In a trial enrolling 237 patients (158 in the remdesivir group and 79 in the placebo group), there were no differences in time to clinical improvement between arms: median 21 days (IQR 13-28) in the remdesivir arm vs. 23 days (15-28) in the placebo arm12. Due to the modest sample size, only 32 deaths were reported (15% in the remdesivir group and 13% in the placebo group).
The open-label Solidarity study compared remdesivir for 10 days vs. a standard of care in more than 5400 patients1. Mortality was 10.9% in patients receiving remdesivir and in 11.1% in control patients (rate ratio, 0.95; 95% CI, 0.81 to 1.11; P = 0.50). Importantly, remdesivir did not reduce initiation of ventilation or hospitalization duration, although the later may be difficult to interpret due to the open label design and the fact that hospital stay may have been extended due to the planned 10-day course. The final results of the remdesivir arm of the Solidarity study have not yet been released.

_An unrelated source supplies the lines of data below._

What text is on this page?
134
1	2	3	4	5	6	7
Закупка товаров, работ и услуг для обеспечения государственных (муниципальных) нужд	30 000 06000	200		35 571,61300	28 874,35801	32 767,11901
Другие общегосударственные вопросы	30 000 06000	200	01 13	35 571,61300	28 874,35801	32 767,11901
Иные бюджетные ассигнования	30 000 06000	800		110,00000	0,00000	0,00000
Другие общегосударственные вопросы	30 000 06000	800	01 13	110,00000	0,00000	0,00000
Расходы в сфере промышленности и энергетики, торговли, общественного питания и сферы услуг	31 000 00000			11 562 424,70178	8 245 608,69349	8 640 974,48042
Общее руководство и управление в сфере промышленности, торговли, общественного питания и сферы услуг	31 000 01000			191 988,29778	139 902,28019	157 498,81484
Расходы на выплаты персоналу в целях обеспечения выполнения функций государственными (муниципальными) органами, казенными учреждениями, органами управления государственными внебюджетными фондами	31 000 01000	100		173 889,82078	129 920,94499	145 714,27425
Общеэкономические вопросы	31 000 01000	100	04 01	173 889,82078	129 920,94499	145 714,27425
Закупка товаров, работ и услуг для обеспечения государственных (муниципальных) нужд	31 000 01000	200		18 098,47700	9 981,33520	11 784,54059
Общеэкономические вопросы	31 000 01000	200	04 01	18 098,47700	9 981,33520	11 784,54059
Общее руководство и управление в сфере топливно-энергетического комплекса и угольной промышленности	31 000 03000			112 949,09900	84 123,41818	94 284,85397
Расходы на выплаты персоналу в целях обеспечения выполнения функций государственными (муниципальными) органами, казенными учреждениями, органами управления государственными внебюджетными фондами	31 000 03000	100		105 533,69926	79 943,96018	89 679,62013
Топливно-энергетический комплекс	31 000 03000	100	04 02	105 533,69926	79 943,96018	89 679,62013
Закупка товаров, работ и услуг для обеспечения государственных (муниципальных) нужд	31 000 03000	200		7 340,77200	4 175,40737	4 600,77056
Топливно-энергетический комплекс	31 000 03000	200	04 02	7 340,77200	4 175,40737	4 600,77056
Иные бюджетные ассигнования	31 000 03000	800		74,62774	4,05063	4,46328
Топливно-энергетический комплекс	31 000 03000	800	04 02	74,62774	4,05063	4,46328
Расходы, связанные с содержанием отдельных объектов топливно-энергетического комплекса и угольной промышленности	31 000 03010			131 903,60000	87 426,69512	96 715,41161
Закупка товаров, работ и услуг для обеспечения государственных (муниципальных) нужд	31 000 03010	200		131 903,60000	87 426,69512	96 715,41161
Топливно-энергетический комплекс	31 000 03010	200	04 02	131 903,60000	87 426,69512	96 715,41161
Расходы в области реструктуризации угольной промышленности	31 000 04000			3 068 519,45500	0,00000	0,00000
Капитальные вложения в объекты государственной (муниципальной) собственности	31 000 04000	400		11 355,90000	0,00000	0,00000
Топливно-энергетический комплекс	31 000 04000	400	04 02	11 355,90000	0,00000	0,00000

A meta-analysis of all randomized trial using remdesivir was performed by the Solidarity statistical team and it did not find a difference in mortality between remdesivir and the control group (RR 0.91 95% CI 0.79-1.05)1. In the patients without mechanical ventilation, a modest effect of remdesivir could not be excluded (RR 0.80, 95% CI 0.63-10.01).
The living WHO guidelines issued by the MAGIC group emitted a conditional recommendation against remdesivir in hospitalized patients with Covid-19 of any severity11. The position of remdesivir in the overall management of patient is probably marginal. Remdesivir may be prescribed in patients hospitalized with a severe disease (i.e. those requiring oxygen but no invasive or non-invasive ventilation or ECMO) early after symptoms occurrence.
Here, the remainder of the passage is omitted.